Los componentes metálicos pueden conservarse en buenas condiciones mediante un mantenimiento sencillo y periódico.
• Retirar el polvo y la suciedad con un paño suave.
• Secar completamente las superficies después de la limpieza.
• Inspeccionar periódicamente tornillos y elementos de unión.
• Evitar la acumulación prolongada de humedad sobre las superficies metálicas.
• Corregir pequeñas señales de desgaste superficial cuando resulte necesario para favorecer la conservación del acabado.

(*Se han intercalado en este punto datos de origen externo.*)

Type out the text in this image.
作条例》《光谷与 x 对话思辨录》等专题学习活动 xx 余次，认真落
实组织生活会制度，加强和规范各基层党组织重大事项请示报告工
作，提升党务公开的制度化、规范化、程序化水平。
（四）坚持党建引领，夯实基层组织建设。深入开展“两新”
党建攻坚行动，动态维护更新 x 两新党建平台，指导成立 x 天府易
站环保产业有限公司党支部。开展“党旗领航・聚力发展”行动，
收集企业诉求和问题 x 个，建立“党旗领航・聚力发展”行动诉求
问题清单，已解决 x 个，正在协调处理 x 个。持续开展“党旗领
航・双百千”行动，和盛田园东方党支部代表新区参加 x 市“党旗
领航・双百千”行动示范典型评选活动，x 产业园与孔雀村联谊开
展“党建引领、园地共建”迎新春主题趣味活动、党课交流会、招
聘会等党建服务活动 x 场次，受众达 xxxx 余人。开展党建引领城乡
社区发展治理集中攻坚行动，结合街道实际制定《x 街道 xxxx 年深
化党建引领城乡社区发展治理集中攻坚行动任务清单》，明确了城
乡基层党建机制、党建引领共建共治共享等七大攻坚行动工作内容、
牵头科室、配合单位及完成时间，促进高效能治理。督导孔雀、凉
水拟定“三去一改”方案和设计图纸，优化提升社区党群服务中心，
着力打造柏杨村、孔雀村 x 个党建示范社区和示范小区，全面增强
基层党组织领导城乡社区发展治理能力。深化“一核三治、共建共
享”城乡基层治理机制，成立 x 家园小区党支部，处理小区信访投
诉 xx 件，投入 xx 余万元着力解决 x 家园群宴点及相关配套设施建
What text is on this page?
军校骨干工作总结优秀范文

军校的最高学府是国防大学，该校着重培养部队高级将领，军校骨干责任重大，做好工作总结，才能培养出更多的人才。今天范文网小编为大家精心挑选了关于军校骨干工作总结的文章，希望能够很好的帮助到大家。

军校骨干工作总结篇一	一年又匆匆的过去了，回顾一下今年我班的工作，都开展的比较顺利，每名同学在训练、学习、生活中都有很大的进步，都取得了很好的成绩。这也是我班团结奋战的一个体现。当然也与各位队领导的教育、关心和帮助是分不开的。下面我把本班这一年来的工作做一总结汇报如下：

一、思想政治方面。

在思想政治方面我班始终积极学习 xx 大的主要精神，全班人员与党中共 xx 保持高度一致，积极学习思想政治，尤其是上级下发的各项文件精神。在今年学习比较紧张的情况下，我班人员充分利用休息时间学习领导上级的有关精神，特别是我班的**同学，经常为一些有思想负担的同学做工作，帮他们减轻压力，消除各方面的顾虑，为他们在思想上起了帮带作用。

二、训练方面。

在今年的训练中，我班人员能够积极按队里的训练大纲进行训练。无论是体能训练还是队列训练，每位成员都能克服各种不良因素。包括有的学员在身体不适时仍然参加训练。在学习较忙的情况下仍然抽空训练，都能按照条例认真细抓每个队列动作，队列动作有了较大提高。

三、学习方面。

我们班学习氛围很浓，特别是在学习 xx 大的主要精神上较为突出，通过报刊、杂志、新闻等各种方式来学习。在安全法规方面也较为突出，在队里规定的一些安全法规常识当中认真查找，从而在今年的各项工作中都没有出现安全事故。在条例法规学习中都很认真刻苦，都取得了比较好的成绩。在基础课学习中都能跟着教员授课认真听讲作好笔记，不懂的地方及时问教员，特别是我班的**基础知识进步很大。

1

Estos materiales suelen ofrecer una buena resistencia al uso cotidiano y requieren un mantenimiento básico.
• Limpiar con agua y un detergente suave cuando sea necesario.
• Eliminar hojas, polvo y residuos acumulados entre las uniones.
• Evitar el uso de cepillos metálicos o productos abrasivos.
• Comprobar periódicamente la estabilidad estructural de los módulos.
Las superficies de vidrio deben manipularse y limpiarse con cuidado para mantener su transparencia y acabado.
• Utilizar paños suaves que no desprendan fibras.
• Evitar golpes directos sobre los bordes del vidrio.
• No apoyar objetos muy pesados de forma brusca sobre la superficie.
• Retirar inmediatamente líquidos o sustancias que puedan dejar residuos.
Durante las estaciones cálidas aumenta la exposición del mobiliario a la radiación solar, al polvo y, en algunos casos, a un uso más intensivo de los espacios exteriores.
• Ventilar regularmente los espacios interiores.
• Evitar exposiciones prolongadas al sol cuando sea posible.
• Retirar periódicamente polvo, arena y partículas acumuladas.
• Comprobar el estado de muebles utilizados en terrazas, patios o jardines.
Las temperaturas más bajas y el incremento de la humedad pueden afectar al estado de determinados materiales si no se realizan tareas básicas de conservación.
• Mantener los muebles secos y bien ventilados.
• Evitar la acumulación prolongada de agua o humedad sobre cualquier superficie.
• Revisar periódicamente las uniones mecánicas después de cambios de temperatura.
• Cuando no se utilicen muebles de exterior durante largos periodos, almacenarlos o protegerlos adecuadamente siempre que resulte posible.
Con independencia del material de fabricación, un mantenimiento periódico ayuda a prolongar la vida útil del mobiliario y a conservar sus características originales.
• Seguir siempre las instrucciones específicas de cuidado cuando estén disponibles para cada producto.
• Evitar productos de limpieza altamente abrasivos o disolventes agresivos.
• No arrastrar muebles pesados para reducir el riesgo de daños estructurales.
• Revisar periódicamente tornillos, uniones y elementos de fijación.
• Mantener una limpieza regular para evitar la acumulación de polvo y suciedad.
La frecuencia del mantenimiento puede variar según el uso del producto, el entorno en el que se encuentre instalado y las condiciones ambientales propias de cada estación. Un cuidado preventivo y constante contribuye a conservar la funcionalidad, estabilidad y apariencia del mobiliario durante un periodo de uso prolongado.